Sie griff in den Brustbeutel ihres Ordenskleids und zog ihren Zellenschlüssel heraus. »Sei so gut und lauf in mein Zimmer, ich habe mein Gebetbuch vergessen.«

Verwirrt blickte Catalina zwischen dem Schlüssel und der betagten Schwester hin und her.

»So lauf doch, Kind, lauf! In wenigen Minuten läuten die Glocken! Ja, hörst du denn nicht? Catalina!«

Ihr Name riss sie aus ihrer Starre. Hastig nickte Catalina, drückte den Schlüssel an ihre Brust, lief durch den Kreuzgang, am Refektorium vorbei zu den Räumen der Nonnen und stand kurz darauf mit klopfendem Herzen vor der Zelle der Schwester. Ihre Finger zitterten, als sie den Schlüssel ins Schloss steckte, ihn herumdrehte und die Tür öffnete. Sie sah das Gebetbuch sofort. Es lag auf dem Kopfkissen der Schwester. Sie nahm es an sich, wollte gleich wieder zurücklaufen, aber dann fiel ihr Blick auf den Schlüsselkasten.

Er hing hinter der Tür. Er war viel kleiner und schlichter, als Catalina ihn sich vorgestellt hatte. Sie spürte das Gebetbuch in ihrer Hand, mahnte sich, dass sie auf schnellstem Weg zurückerwartet wurde und dass ein Zuspätkommen der Novizinnen zur Messe schwer bestraft wurde, konnte den Blick aber nicht von dem Schlüsselkasten wenden. Catalina versuchte, ihn aufzumachen, aber er war abgeschlossen. Einen winzigen Moment zögerte sie noch, dann nahm sie den Zellenschlüssel, bohrte ihn in das Astloch, das sich in der Höhe des Schlosses befand, brach damit ein Stück Holz heraus, bohrte ihn dann tiefer in den Spalt, bis das Holz nachgab – und die Tür aufsprang.

An die dreißig messingfarbene Schlüssel leuchteten Catalina entgegen. Fein säuberlich aufgereiht hingen sie da, Schlüssel neben Schlüssel, und einer von ihnen führte in die Freiheit. Aber welcher?

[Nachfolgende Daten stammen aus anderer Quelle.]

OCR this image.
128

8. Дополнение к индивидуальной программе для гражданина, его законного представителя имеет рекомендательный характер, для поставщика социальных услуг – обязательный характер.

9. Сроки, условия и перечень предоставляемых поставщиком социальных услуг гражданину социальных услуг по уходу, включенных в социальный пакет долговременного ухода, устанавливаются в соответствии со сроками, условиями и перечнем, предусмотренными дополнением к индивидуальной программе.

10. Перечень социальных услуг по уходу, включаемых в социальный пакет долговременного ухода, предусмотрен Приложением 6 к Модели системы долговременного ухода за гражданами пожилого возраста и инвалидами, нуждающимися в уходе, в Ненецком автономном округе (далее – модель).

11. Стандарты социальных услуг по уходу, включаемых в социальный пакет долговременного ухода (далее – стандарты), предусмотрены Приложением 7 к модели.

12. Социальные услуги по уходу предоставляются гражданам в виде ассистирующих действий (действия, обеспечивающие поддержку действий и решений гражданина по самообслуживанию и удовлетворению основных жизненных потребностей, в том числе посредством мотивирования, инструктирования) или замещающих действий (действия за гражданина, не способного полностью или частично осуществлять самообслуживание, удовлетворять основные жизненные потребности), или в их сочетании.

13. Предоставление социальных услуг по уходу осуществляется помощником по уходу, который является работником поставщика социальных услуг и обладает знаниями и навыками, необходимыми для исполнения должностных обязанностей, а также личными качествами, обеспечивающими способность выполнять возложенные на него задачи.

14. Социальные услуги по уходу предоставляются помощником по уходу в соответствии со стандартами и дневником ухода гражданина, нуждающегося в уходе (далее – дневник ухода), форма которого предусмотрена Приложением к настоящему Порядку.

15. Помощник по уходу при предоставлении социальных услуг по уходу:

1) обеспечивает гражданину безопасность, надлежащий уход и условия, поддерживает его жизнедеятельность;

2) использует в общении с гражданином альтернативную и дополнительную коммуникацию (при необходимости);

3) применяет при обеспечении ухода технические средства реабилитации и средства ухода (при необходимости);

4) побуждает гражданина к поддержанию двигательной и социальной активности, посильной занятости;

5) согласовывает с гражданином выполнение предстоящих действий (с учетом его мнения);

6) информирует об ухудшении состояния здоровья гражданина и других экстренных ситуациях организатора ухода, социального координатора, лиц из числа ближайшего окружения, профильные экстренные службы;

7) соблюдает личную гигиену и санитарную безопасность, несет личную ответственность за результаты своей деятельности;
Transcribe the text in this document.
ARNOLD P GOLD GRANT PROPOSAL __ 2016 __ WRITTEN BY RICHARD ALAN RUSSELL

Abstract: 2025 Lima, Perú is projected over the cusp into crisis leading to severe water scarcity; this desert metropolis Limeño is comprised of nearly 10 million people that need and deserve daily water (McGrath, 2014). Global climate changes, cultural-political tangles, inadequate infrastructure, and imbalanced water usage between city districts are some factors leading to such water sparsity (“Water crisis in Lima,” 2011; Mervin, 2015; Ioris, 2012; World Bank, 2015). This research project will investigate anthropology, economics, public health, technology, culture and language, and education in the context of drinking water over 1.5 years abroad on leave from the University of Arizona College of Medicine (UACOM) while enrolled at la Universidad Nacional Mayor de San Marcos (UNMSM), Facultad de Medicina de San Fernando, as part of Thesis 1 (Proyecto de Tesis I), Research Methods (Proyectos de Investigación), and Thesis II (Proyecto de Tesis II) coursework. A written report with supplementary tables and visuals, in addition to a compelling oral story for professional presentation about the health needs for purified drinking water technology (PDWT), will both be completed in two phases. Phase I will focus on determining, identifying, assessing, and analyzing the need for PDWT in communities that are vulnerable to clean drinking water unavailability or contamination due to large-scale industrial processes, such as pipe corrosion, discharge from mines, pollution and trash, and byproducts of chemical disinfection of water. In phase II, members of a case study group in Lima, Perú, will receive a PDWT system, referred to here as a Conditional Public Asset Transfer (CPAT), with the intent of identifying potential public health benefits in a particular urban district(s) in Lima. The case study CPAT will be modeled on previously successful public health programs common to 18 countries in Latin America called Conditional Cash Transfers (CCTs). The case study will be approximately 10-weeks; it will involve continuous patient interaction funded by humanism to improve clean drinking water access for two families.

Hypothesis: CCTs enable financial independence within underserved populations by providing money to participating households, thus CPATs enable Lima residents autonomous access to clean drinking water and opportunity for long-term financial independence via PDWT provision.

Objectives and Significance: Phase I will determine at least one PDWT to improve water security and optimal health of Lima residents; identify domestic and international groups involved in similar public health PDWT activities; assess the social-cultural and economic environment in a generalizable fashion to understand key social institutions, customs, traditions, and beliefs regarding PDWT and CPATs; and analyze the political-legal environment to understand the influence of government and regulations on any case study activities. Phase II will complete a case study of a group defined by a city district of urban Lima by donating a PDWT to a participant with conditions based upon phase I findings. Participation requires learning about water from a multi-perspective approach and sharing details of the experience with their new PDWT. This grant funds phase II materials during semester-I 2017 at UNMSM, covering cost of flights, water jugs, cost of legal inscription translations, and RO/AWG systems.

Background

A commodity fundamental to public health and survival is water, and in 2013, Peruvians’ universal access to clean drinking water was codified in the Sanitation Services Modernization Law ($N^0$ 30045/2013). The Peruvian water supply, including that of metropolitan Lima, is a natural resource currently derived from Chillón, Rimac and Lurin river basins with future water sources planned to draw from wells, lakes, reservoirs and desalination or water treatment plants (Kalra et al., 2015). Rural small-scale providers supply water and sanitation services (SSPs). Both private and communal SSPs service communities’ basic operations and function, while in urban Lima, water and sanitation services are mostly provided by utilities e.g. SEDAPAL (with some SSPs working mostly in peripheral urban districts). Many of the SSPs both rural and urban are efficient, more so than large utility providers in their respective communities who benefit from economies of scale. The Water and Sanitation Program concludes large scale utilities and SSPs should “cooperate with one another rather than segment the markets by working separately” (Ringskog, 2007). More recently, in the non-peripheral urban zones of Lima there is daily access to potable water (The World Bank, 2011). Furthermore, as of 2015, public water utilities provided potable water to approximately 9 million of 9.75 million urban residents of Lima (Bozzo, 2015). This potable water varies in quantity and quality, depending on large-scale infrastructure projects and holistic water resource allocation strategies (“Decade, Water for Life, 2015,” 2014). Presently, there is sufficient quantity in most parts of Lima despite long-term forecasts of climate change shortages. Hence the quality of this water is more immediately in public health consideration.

Die Glocken läuteten. Catalina spürte wieder das Gebetbuch in ihrer Hand. Was, wenn Schwester Juana ungeduldig wurde und ihr jemanden nachschickte? Wenn man sie vor dem aufgebrochenen Schränkchen erwischen würde, nein, dafür würde sie nicht nur einfach drei Wochen im Kerker schmoren. Dafür würden die Nonnen sie für immer wegsperren.

 

Catalina entschied, dass sie zunächst das Gebetbuch wegbringen musste. Laut hallten ihre Schritte durch die leeren Gänge des Klosters; erst als sie die Kapelle erreicht hatte, mäßigte sie ihr Tempo. Bevor sie die schwere Tür aufzog, strich sie sich über ihre feuchte Stirn. Catalina hoffte, dass man ihr ihre Erregung nicht ansah, und schritt, so ruhig sie konnte, zu Schwester Juana, die ihr dankend zunickte. »Und jetzt geh, Kind, geh rasch auf deinen Platz!«

Catalina nickte und ging langsam weiter, obwohl sich alles in ihr dagegen aufbäumte. Der Schlüsselkasten … Sie musste zurück! Vor Aufregung schoss Catalina das Blut in den Kopf. Als sie an Schwester Euralia vorbeikam, ergriff diese sie am Arm und flüsterte: »Aber Kind, wie siehst du denn aus? Ist dir nicht gut?«

Catalina witterte ihre Chance. Ihre erste, wohl auch einzige, die sie je haben würde!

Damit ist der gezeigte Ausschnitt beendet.